President Hage Geingob faces a challenger from within his own party who is running as an independent. Dr. Panduleni Itula has been appealing to youth; some 46% of them are unemployed. The election includes more than 400,000 voters born since Namibia gained its independence from South Africa in 1990.
“I am here because I want to vote for change. Change in education as some of us from poor backgrounds cannot afford to pay for (university) education,” said one first-time voter, 21-year-old Lavinia Ruben.
Itula’s last-minute legal challenge to Namibia’s use of electronic voting machines was rejected. The country was the first in sub-Saharan Africa to use the machines in 2014.

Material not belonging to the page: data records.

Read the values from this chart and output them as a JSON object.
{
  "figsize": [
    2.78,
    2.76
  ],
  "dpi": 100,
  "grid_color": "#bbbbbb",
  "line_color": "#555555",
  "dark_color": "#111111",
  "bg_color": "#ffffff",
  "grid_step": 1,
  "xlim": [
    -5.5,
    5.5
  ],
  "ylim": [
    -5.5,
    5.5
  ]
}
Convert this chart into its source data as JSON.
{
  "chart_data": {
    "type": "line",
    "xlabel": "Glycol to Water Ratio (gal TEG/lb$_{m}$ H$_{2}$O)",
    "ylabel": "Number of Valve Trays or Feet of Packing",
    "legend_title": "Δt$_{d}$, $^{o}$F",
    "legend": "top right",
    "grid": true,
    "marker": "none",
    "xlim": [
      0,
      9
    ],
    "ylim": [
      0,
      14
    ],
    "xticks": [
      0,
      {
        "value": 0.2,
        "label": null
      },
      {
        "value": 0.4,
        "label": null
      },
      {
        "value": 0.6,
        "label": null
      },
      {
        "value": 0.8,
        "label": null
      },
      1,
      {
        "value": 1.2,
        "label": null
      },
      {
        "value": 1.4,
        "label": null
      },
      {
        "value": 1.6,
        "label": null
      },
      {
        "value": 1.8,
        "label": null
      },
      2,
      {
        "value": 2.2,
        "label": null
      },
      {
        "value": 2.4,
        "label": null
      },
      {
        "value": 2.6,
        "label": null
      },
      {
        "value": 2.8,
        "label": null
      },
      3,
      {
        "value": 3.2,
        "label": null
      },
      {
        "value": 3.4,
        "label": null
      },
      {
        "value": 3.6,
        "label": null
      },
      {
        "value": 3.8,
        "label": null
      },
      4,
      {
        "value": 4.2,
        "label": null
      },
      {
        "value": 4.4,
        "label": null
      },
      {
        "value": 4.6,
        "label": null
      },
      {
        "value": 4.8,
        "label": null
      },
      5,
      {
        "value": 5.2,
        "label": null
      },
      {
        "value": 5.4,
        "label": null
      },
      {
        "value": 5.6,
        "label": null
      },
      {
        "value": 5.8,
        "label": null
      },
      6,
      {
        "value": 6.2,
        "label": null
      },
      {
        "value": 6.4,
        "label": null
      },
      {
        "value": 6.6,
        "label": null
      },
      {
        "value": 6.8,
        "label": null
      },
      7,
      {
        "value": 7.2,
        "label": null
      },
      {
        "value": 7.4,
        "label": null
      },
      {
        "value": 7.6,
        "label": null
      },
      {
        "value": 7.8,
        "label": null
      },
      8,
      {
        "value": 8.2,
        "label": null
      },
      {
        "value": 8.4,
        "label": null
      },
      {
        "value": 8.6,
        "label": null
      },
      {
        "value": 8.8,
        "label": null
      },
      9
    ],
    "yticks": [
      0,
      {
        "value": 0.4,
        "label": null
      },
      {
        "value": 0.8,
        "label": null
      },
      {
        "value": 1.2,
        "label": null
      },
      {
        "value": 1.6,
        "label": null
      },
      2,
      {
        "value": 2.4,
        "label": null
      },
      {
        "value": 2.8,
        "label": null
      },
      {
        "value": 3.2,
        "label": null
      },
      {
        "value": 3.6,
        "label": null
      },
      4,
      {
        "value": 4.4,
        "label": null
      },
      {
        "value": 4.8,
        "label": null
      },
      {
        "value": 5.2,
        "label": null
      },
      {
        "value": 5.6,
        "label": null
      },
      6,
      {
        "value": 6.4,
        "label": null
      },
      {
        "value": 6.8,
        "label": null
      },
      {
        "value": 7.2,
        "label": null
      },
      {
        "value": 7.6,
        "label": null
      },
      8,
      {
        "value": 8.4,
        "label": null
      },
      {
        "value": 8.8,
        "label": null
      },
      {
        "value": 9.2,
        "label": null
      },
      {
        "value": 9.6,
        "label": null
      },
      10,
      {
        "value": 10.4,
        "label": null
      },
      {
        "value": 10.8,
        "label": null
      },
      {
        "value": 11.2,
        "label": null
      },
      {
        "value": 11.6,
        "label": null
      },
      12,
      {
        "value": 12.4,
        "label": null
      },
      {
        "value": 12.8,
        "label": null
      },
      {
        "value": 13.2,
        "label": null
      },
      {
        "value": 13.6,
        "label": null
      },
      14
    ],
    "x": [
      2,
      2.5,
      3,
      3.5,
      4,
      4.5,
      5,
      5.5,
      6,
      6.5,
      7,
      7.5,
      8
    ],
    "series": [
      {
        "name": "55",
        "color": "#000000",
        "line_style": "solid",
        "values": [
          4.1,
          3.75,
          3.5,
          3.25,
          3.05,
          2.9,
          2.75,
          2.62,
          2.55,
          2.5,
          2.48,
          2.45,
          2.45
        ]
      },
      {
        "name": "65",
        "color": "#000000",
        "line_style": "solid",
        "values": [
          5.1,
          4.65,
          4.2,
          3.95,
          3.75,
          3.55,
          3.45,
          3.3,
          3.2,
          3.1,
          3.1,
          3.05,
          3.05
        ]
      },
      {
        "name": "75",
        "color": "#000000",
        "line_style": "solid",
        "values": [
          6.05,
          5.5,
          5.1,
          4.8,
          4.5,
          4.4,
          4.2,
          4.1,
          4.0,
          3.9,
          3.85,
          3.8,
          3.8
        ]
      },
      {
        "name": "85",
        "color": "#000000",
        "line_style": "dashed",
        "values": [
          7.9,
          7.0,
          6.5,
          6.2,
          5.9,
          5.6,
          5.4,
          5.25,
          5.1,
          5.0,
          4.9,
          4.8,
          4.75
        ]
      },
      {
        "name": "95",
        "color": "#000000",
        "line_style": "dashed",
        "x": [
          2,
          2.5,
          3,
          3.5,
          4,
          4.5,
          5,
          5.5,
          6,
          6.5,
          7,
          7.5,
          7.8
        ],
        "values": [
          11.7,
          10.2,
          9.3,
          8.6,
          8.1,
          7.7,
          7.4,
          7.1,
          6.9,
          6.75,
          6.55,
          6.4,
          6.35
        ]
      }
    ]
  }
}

“If I was the judge, I would have dismissed the case as well, my lawyer did not present the case well,” Itula told The Associated Press.
There were scattered reports of delays and troubles with the voting machines on Wednesday. “It's a big concern, and such tech glitches do not help but fuel suspicions about rigging. If anything, it bolsters Itula's case,” said political analyst Ndumba Kamwanyah, warning that some candidates might not endorse the election results.
Geingob after voting called elections a contest, not a war, the Namibian Broadcasting Corporation reported.
An unprecedented runoff election might be needed if no presidential candidate can get over the 50%-plus-one vote threshold. In the last election, in 2014, SWAPO won 80% percent of the vote, its highest share ever, while Geingob won 87% of the presidential vote.
The ruling party was shaken this month when two cabinet ministers resigned after Iceland’s biggest seafood company, Samherji, was accused of paying bribes to local politicians and officials for access to Namibia’s fishing quota, a key economic resource along with mining.
Political analysts have said they do not expect the scandal to have a big impact on the vote as many people already had made up their minds.
“My thought so far is that Namibia is going have a free and fair election,” said the head of the African Union observer mission, Ernest Bai Koroma, around midday.
Other candidates included Namibia’s first female presidential candidate, Esther Muinjangue.
The official opposition Popular Democratic Movement, led by McHenry Venaani, largely campaigned around the issue of SWAPO’s two-thirds majority in parliament, which Venaani says has fueled impunity and graft.
Venaani on Wednesday said elections can never be free and fair with the voting machines, expressing skepticism about transparency.
The Landless People’s Movement led by Bernadus Swartbooi has focused on land expropriation in Namibia, which has one of the world’s highest inequality rates.
“I want change, someone who will get us out of this poverty we live in,” said one voter, 47-year-old Johannes Nekongo.
“I want change. We have no electricity, we live in the shacks, hoping that one day things will change,” said voter Hedwig Kanana, 45. “My vote will make a difference.”